I started to think that story about Cool Papa Bell sliding into second base might be true.
“I have been fighting the major leagues for 24 years,” the former pitcher said of his efforts on behalf of the surviving players — now fewer than 65, he added — who did not play four years in the Negro Leagues to qualify for a monthly $375 pension.
“I got the pension for 27 players. But the way the criteria was set up, most of the men did not qualify under those guidelines. You had to play four years in the Negro Leagues to qualify. We cut it down to three years, and now I’m asking them for one year.”
“If they give us the one year, that would include all the (surviving) players.”
It’s only 18 guys, Bose Biddle said. At least as of Thursday.
He has yet to hear back from new baseball commissioner Rob Manfred.
That’s why he and his son are selling his baseball stuff and other memorabilia, to support those 18 guys. The younger Dennis Biddle said you can go on eBay or Amazon to get it, and that perhaps pretty soon you’ll be able to purchase these Negro League artifacts at Walmart, at least if you live in North Carolina.
But then for the next couple of innings, I just chatted baseball with his father.

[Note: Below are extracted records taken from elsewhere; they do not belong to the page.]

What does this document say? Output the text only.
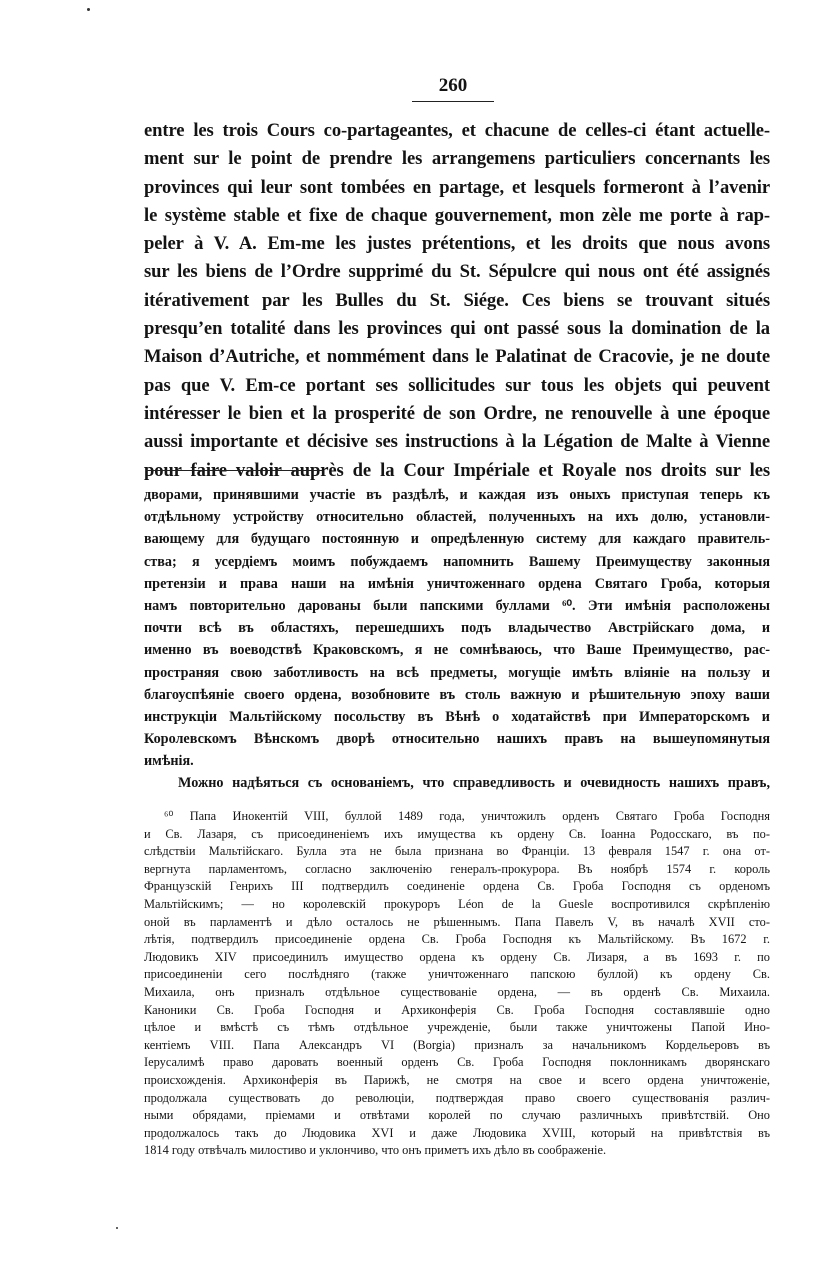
260
entre les trois Cours co-partageantes, et chacune de celles-ci étant actuelle-
ment sur le point de prendre les arrangemens particuliers concernants les
provinces qui leur sont tombées en partage, et lesquels formeront à l’avenir
le système stable et fixe de chaque gouvernement, mon zèle me porte à rap-
peler à V. A. Em-me les justes prétentions, et les droits que nous avons
sur les biens de l’Ordre supprimé du St. Sépulcre qui nous ont été assignés
itérativement par les Bulles du St. Siége. Ces biens se trouvant situés
presqu’en totalité dans les provinces qui ont passé sous la domination de la
Maison d’Autriche, et nommément dans le Palatinat de Cracovie, je ne doute
pas que V. Em-ce portant ses sollicitudes sur tous les objets qui peuvent
intéresser le bien et la prosperité de son Ordre, ne renouvelle à une époque
aussi importante et décisive ses instructions à la Légation de Malte à Vienne
pour faire valoir auprès de la Cour Impériale et Royale nos droits sur les
дворами, принявшими участіе въ раздѣлѣ, и каждая изъ оныхъ приступая теперь къ
отдѣльному устройству относительно областей, полученныхъ на ихъ долю, установли-
вающему для будущаго постоянную и опредѣленную систему для каждаго правитель-
ства; я усердіемъ моимъ побуждаемъ напомнить Вашему Преимуществу законныя
претензіи и права наши на имѣнія уничтоженнаго ордена Святаго Гроба, которыя
намъ повторительно дарованы были папскими буллами ⁶⁰. Эти имѣнія расположены
почти всѣ въ областяхъ, перешедшихъ подъ владычество Австрійскаго дома, и
именно въ воеводствѣ Краковскомъ, я не сомнѣваюсь, что Ваше Преимущество, рас-
пространяя свою заботливость на всѣ предметы, могущіе имѣть вліяніе на пользу и
благоуспѣяніе своего ордена, возобновите въ столь важную и рѣшительную эпоху ваши
инструкціи Мальтійскому посольству въ Вѣнѣ о ходатайствѣ при Императорскомъ и
Королевскомъ Вѣнскомъ дворѣ относительно нашихъ правъ на вышеупомянутыя
имѣнія.
Можно надѣяться съ основаніемъ, что справедливость и очевидность нашихъ правъ,
⁶⁰ Папа Инокентій VIII, буллой 1489 года, уничтожилъ орденъ Святаго Гроба Господня
и Св. Лазаря, съ присоединеніемъ ихъ имущества къ ордену Св. Іоанна Родосскаго, въ по-
слѣдствіи Мальтійскаго. Булла эта не была признана во Франціи. 13 февраля 1547 г. она от-
вергнута парламентомъ, согласно заключенію генералъ-прокурора. Въ ноябрѣ 1574 г. король
Французскій Генрихъ III подтвердилъ соединеніе ордена Св. Гроба Господня съ орденомъ
Мальтійскимъ; — но королевскій прокуроръ Léon de la Guesle воспротивился скрѣпленію
оной въ парламентѣ и дѣло осталось не рѣшеннымъ. Папа Павелъ V, въ началѣ XVII сто-
лѣтія, подтвердилъ присоединеніе ордена Св. Гроба Господня къ Мальтійскому. Въ 1672 г.
Людовикъ XIV присоединилъ имущество ордена къ ордену Св. Лизаря, а въ 1693 г. по
присоединеніи сего послѣдняго (также уничтоженнаго папскою буллой) къ ордену Св.
Михаила, онъ призналъ отдѣльное существованіе ордена, — въ орденѣ Св. Михаила.
Каноники Св. Гроба Господня и Архиконферія Св. Гроба Господня составлявшіе одно
цѣлое и вмѣстѣ съ тѣмъ отдѣльное учрежденіе, были также уничтожены Папой Ино-
кентіемъ VIII. Папа Александръ VI (Borgia) призналъ за начальникомъ Кордельеровъ въ
Іерусалимѣ право даровать военный орденъ Св. Гроба Господня поклонникамъ дворянскаго
происхожденія. Архиконферія въ Парижѣ, не смотря на свое и всего ордена уничтоженіе,
продолжала существовать до революціи, подтверждая право своего существованія различ-
ными обрядами, пріемами и отвѣтами королей по случаю различныхъ привѣтствій. Оно
продолжалось такъ до Людовика XVI и даже Людовика XVIII, который на привѣтствія въ
1814 году отвѣчалъ милостиво и уклончиво, что онъ приметъ ихъ дѣло въ соображеніе.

I learned that Bose Biddle’s contract had been purchased by the Cubs, and he went to spring training with Ernie Banks in 1955, and he broke his ankle during sliding practice. And that pretty much ended his career.
“I struck out Buck O’Neil once, in the 11th inning of a game in Des Moines, Iowa,” he said, pronouncing the “S” in Des Moines. “He don’t remember that. But he remember everything else.”
It was almost like listening to Leonard “The Rooster” Willoughby and “King” Carl Johnson talk about Smelt Night in that satirical tribute to the Negro Leagues on “Saturday Night Live.”
Dennis Biddle tapped me on the knee again. “I knew Cool Papa Bell. Although I couldn’t call him Cool Papa. He said it was Mr. Bell to me.”
He said he played against Hank Aaron, and a guy named Carl Long, “from Birmin’ham.” Unlike the “S” in Des Moines, the “G” in Birmingham was silent to Negro League ballplayers.
He said Carl Long of the Birmin’ham Black Barons hit a ball off him at old Comiskey Park in Chicago that probably is still going. But Long never played in the big leagues, Bose Biddle said.
“This was during the day when they would only take one (black player). He was leading the league in home runs, but they took Willie McCovey instead of him.
“He became my best friend 40 years later.”
You could almost see Rooster Willoughby pushing King Carl Johnson around the front porch in a wheelchair, reminiscing about Smelt Night, and about playing baseball with troublesome legs.
“He died last year,” Bose Biddle said of his pal Carl Long. “He was my best friend.
“I gave the eulogy at his funeral. It was in Kinston, N.C.”